The Slatest

Hawk v. Hawk: The GOP War Heats Up on the Hill

Sen. Lindsey Graham and his fellow defense hawks are at odds with their deficit-minded friends.

Photo by Win McNamee/Getty Images

House and Senate Republicans this week unveiled their respective spending proposals for next year, the opening move in their bid to secure the first GOP budget plan in nearly a decade, and finally show Americans they are capable of governing. But before the ink was even dry, the proposals had exposed a deep and long-simmering ideological rift within the GOP, one that is pitting deficit-obsessed Tea Partiers against their defense-obsessed colleagues. “This is a war within the Republican Party,” Sen. Lindsey Graham told the New York Times. “You can shade it any way you want, but this is war.”

A rough outline of the battle: Fiscal hawks are insisting that the GOP abide by the spending caps imposed four years ago by the Budget Control Act of 2011—aka the sequester—while defense hawks are demanding that lawmakers break the caps to provide additional cash to the nation’s military to help fight ISIS. Neither group appears willing to cave on what each says is its top priority.

Faced with finding a compromise between an immovable object and an unstoppable force, House Budget Chairman Tom Price on Tuesday attempted some numerical sleight of hand. He stuck to the sequester’s $523 billion cap on defense spending for next year, but proposed funneling an extra $40 billion or so to the Pentagon via a separate emergency war fund that is not subject to the 2011 limits. The accounting gimmick threaded the needle on paper but failed to do the same on Capitol Hill. Neither side appeared particularly pleased with the proposal, particularly in the Senate.

A budget plan requires only a simple majority vote in both chambers—meaning that Senate Democrats can’t filibuster the budget nor can President Obama veto. That’s good news for Republicans, who control both of Congress for the first time since Obama took office but have been stymied by Democratic filibusters and the president’s pen at almost every turn this year. The problem, though, is that if the Tea Partiers and the defense hawks aren’t willing to compromise, the GOP doesn’t actually have the majority it needs to pass a budget. And, in this case, they won’t have anyone to blame for the failure but themselves.

Intraparty squabbles within the GOP are certainly nothing new.

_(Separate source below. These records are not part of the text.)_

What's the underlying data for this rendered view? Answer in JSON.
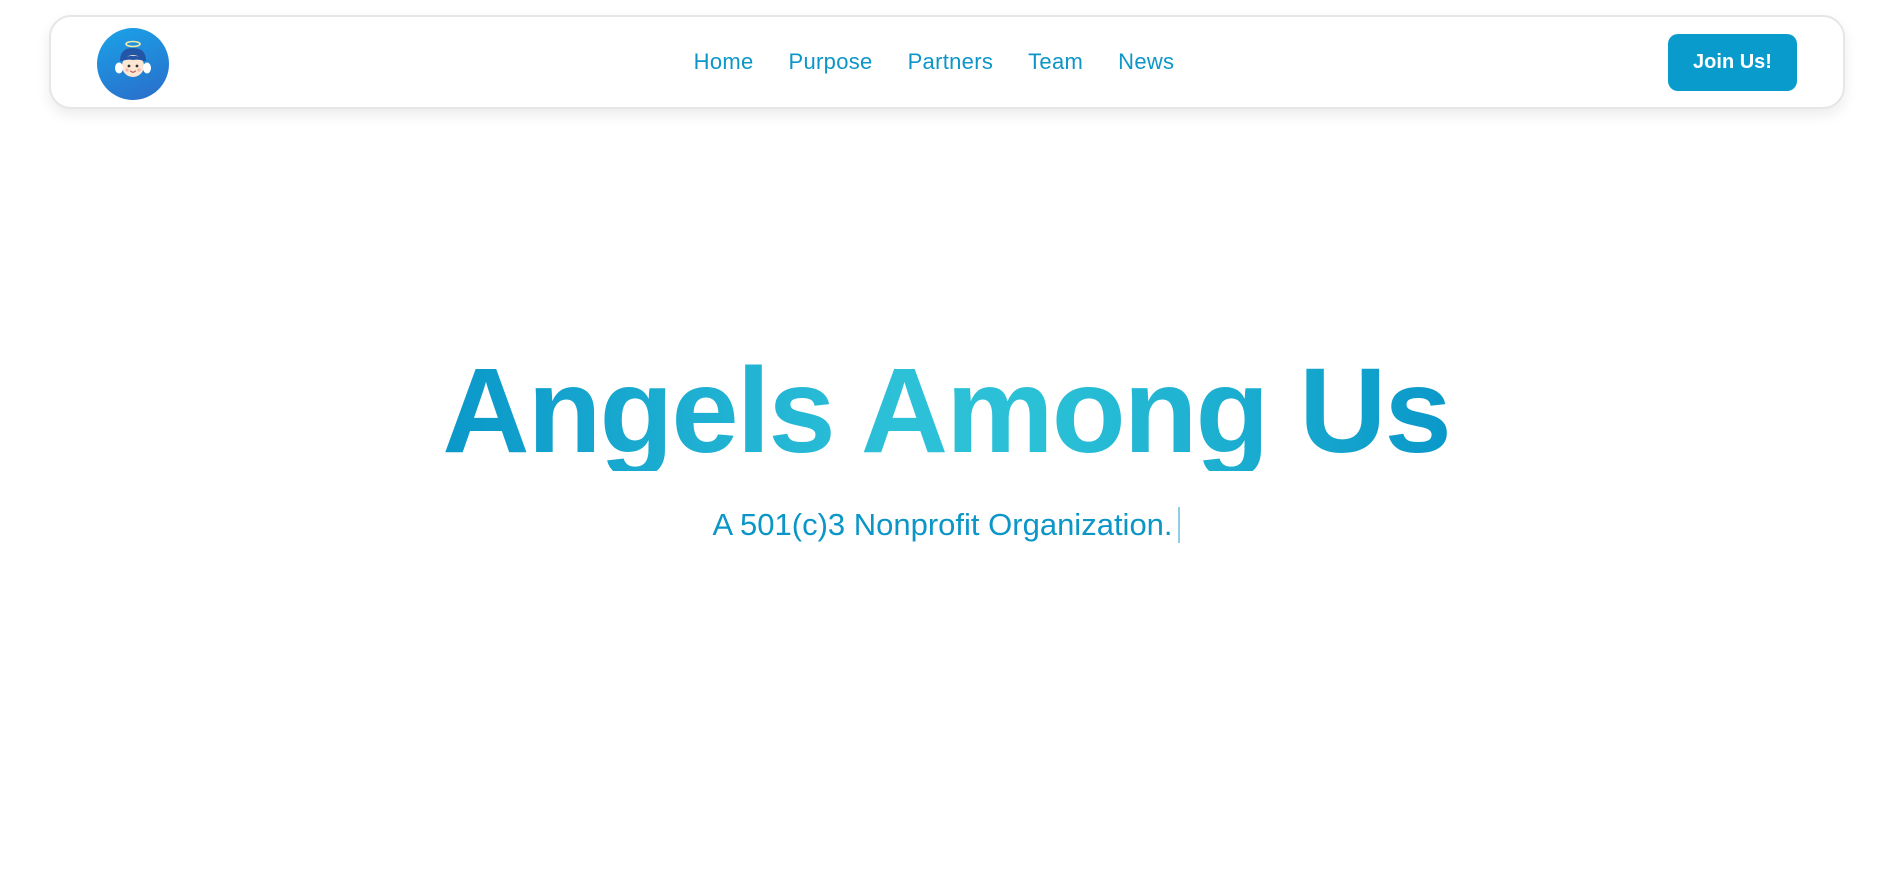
{
  "header": {
    "logo": {
      "icon": "angel-mascot-icon",
      "bg_colors": [
        "#1aa3e8",
        "#2a6cc9"
      ]
    },
    "nav": {
      "links": [
        {
          "label": "Home"
        },
        {
          "label": "Purpose"
        },
        {
          "label": "Partners"
        },
        {
          "label": "Team"
        },
        {
          "label": "News"
        }
      ]
    },
    "cta": {
      "label": "Join Us!"
    }
  },
  "hero": {
    "title": "Angels Among Us",
    "subtitle": "A 501(c)3 Nonprofit Organization."
  },
  "colors": {
    "accent": "#0a9bcd",
    "title_gradient": [
      "#0a98c9",
      "#2dc1d8",
      "#0a98c9"
    ],
    "text": "#0c96c8"
  }
}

The last battle brought the Department of Homeland Security within hours of a partial shutdown, and a similar disagreement between GOP hard-liners and their more moderate colleagues was the driving force in the 2013 government shutdown. Still, this budget clash is different and, in many regards, more ideologically honest. In both the DHS and shutdown fights, most Republicans were actually on the same page in terms of policy—they wanted to block Obama’s immigration reforms during the former and repeal Obamacare during the latter—but instead were in disagreement over how to achieve those goals, and how much to risk in the process.

The budget debate, though, doesn’t fall along those same lines. It pits two competing Republican goals directly against each other. This isn’t about how to do something; it’s about what to do.

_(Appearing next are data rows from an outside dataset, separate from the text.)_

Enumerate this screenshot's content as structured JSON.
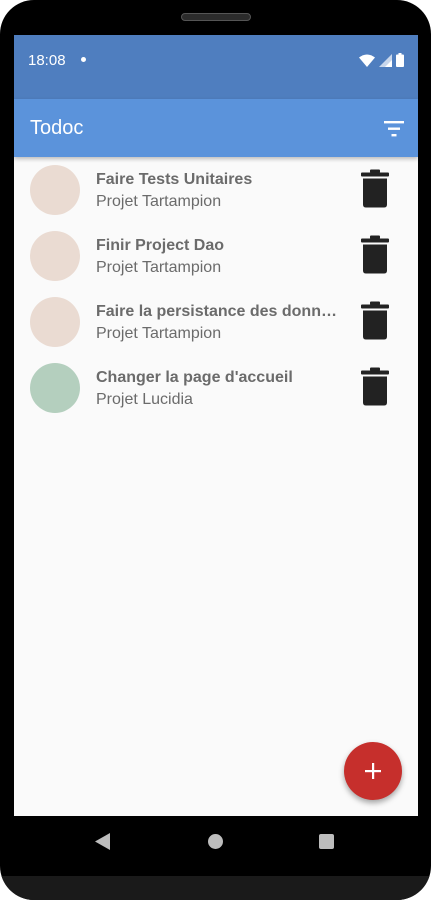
{
  "status_bar": {
    "time": "18:08"
  },
  "app_bar": {
    "title": "Todoc"
  },
  "tasks": [
    {
      "name": "Faire Tests Unitaires",
      "project": "Projet Tartampion",
      "project_color": "#EADBD2"
    },
    {
      "name": "Finir Project Dao",
      "project": "Projet Tartampion",
      "project_color": "#EADBD2"
    },
    {
      "name": "Faire la persistance des donn…",
      "project": "Projet Tartampion",
      "project_color": "#EADBD2"
    },
    {
      "name": "Changer la page d'accueil",
      "project": "Projet Lucidia",
      "project_color": "#B4CFBE"
    }
  ],
  "icons": {
    "filter": "filter-icon",
    "delete": "trash-icon",
    "add": "plus-icon",
    "nav_back": "back-triangle-icon",
    "nav_home": "home-circle-icon",
    "nav_recent": "recents-square-icon"
  },
  "colors": {
    "status_bar": "#4F7EBF",
    "app_bar": "#5B93DB",
    "fab": "#C62F2C",
    "background": "#FAFAFA"
  }
}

The question now is whether a compromise is possible. If it’s not, Republicans will deny themselves the chance to use a powerful procedural budget maneuver to try to repeal Obamacare later this year. That maneuver—known as budget reconciliation—can be used only if both chambers agree on a budget. Of course, even if the GOP succeeds in finally passing a repeal bill, it would nonetheless die a quick death upon reaching the president’s desk. Still, Republicans really want that symbolic passage.

Republicans, then, are faced with a choice: Focus on their individual deficit and defense goals, or sacrifice them so they can take aim at a larger target, one that they agree on but also know they have no chance of bringing down as long as Obama is still in office. If they do the former, one wing of the GOP will likely get what it wants and the other will be furious. Do the latter, and both wings will have something to celebrate together, but neither will achieve what they set out to do.